Une série de documents qui, outrepassant l’opprobre, ont abordé ce sujet scandaleux.

Faisant fi de la censure liée à la façon d’assouvir nos fonctions les plus intimes, osons découvrir que faire « ça », activité humaine basique et quotidienne, présente des variantes insoupçonnées. Dans ce but, les voyages de l’auteure nous porteront aux quatre coins du monde, où fleuriront ses aventures en la matière.
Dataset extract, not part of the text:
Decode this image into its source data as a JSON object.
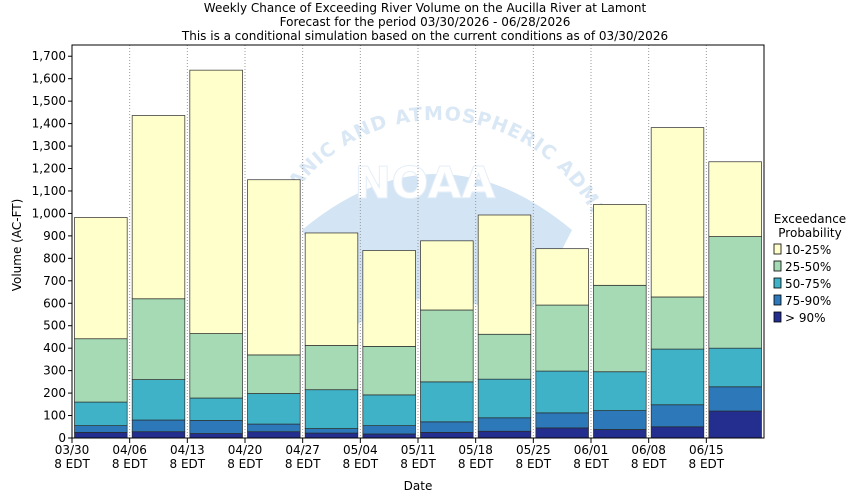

Bon nombre d’autres sources nourriront aussi le sujet, pour assouvir notre soif de connaissance et pour notre plus grand plaisir : documents historiques savoureux, extraits de littérature délectables et bien d’autres expressions artistiques qui, outrepassant l’opprobre, ont abordé ce sujet scandaleux ; sans oublier les blogs où, anonymat aidant, les auteurs... se lâchent ! Au total, un cocktail sans vulgarité, concocté avec humour, saupoudré de considérations éthiques, féministes et environnementales incontournables.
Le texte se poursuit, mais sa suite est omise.